We need to pull them in and we need to, to understand and collect them together so we can, you know, build better strategies that are more effective. It’s happening today, but it does take a little bit of, you know, perhaps a disruption into the way you’re thinking or the way you’re working to make sure that the tool is usable and actionable. We’ve learned this from our customers and this is why, you know, our products even exist because we were hearing that there are disparate systems, there’s silos, there’s information being pulled up, but not totally understood or integrated. It is possible to get solutions that integrate all of that information together so that you can have the full big picture from your field conversations, your medical congresses, you know, patient feedback, physician feedback, and pulling that all together so you can have one big view into what’s happening.

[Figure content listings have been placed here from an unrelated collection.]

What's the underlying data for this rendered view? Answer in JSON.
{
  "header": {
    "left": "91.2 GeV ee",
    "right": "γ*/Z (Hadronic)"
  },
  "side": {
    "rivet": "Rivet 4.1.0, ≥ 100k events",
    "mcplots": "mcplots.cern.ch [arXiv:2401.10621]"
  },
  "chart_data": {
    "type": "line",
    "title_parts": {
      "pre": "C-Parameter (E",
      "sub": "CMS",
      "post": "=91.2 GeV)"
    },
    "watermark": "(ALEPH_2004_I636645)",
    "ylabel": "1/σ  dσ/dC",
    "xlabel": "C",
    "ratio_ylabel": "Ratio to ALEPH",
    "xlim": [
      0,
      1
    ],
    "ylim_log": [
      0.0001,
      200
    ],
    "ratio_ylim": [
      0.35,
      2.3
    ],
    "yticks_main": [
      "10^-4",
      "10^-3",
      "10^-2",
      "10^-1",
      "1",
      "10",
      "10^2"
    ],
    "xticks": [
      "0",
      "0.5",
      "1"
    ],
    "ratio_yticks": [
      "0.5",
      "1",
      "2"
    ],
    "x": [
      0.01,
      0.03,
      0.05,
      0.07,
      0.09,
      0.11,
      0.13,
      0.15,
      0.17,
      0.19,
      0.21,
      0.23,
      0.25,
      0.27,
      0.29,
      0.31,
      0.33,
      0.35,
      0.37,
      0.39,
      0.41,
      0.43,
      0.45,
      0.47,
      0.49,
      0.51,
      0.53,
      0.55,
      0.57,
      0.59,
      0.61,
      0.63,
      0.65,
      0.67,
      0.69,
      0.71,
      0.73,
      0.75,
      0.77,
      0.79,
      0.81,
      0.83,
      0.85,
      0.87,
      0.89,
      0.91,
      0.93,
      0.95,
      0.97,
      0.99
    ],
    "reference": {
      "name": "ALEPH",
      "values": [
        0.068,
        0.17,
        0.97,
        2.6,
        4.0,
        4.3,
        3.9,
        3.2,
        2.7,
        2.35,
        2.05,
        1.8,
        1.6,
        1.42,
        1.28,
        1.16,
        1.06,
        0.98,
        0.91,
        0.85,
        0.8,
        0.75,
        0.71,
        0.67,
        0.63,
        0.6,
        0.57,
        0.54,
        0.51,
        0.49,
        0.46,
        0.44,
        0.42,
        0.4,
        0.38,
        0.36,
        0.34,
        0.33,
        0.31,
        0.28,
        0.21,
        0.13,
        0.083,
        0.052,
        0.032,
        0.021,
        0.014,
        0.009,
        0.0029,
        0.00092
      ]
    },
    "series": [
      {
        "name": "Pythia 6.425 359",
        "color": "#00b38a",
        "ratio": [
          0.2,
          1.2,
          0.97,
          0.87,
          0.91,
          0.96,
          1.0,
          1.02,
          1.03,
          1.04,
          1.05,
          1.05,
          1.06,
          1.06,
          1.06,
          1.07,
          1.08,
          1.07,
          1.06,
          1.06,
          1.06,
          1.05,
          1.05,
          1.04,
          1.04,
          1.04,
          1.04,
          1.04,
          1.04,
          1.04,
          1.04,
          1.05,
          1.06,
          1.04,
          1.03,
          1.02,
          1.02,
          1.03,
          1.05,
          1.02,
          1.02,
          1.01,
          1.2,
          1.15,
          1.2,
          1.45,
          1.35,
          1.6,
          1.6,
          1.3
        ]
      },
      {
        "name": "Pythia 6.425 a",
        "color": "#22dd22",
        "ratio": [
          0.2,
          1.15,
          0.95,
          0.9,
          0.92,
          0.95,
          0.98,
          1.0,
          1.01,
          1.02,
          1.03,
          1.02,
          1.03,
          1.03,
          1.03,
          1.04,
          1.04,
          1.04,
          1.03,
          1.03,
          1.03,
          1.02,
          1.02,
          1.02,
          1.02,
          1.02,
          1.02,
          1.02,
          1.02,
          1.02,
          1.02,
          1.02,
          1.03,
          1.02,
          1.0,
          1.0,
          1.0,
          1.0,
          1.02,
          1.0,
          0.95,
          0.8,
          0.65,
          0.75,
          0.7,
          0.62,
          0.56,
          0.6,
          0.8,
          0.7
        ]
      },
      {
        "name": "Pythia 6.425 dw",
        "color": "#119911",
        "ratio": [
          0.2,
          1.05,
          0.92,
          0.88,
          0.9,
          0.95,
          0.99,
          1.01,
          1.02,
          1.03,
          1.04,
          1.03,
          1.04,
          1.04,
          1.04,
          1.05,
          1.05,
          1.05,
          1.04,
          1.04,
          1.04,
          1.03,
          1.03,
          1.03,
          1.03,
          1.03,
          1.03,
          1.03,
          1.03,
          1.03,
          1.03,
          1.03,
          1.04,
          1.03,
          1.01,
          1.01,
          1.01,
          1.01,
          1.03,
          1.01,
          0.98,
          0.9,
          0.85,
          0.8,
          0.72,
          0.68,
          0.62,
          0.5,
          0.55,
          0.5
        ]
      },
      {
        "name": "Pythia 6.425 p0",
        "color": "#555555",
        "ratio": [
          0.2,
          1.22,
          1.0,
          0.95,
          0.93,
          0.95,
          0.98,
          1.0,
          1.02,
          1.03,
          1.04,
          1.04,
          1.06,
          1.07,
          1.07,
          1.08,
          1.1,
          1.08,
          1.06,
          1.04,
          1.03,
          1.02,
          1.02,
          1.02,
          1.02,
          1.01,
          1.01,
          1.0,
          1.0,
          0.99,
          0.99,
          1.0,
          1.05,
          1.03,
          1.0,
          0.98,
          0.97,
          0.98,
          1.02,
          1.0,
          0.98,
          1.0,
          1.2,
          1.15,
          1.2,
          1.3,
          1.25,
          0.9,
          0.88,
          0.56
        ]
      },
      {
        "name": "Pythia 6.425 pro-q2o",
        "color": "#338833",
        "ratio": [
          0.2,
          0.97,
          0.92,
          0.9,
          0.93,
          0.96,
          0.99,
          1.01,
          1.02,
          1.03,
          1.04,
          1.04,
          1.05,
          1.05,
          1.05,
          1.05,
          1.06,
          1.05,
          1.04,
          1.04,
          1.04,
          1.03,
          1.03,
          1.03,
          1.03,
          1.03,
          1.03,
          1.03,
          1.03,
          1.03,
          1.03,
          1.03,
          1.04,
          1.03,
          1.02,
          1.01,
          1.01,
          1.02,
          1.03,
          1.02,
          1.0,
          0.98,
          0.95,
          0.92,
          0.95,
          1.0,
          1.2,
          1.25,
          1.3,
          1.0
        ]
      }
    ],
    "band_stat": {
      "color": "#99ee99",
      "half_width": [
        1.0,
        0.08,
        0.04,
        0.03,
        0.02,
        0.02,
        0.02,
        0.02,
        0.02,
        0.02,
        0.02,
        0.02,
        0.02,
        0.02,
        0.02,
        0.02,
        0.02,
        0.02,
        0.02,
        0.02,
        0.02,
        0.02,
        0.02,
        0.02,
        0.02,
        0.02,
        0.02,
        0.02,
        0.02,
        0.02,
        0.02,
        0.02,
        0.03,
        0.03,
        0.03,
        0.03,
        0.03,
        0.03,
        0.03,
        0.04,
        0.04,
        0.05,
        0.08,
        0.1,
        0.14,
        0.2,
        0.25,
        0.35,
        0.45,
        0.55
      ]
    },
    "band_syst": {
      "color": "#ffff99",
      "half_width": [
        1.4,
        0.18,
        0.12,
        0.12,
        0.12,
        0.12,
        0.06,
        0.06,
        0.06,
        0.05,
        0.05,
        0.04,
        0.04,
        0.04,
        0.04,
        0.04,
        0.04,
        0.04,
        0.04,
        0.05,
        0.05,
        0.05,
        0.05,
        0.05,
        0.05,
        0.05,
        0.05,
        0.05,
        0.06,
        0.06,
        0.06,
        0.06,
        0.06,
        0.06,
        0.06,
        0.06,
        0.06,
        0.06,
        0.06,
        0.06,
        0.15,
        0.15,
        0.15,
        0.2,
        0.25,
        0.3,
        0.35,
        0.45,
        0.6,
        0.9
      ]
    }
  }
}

All of that so that you can reduce your risk, work more operationally efficiently, build better relationships, and potentially have more diverse and inclusivity, of diverse difference, diversity and inclusivity within your groups. And then of course, all of this po , focus on the patient, which is why we’re all here. So this is truly the end goal. This is why we allow for the disruption and why we kind of take it with a grain of salt. Make sure that our teams are upgraded and able to handle and be trained on these types of information that are coming in. So driving better, smarter, faster decisions is the goal. We hope to perhaps partner with some of you to do so. So you can talk to our colleagues at the booth, but we just hope that we’ve been able to change your perspective about some of these technology solutions that are out there. And happy to give you more information, as we move into lunch. So right on the dot. Thank you.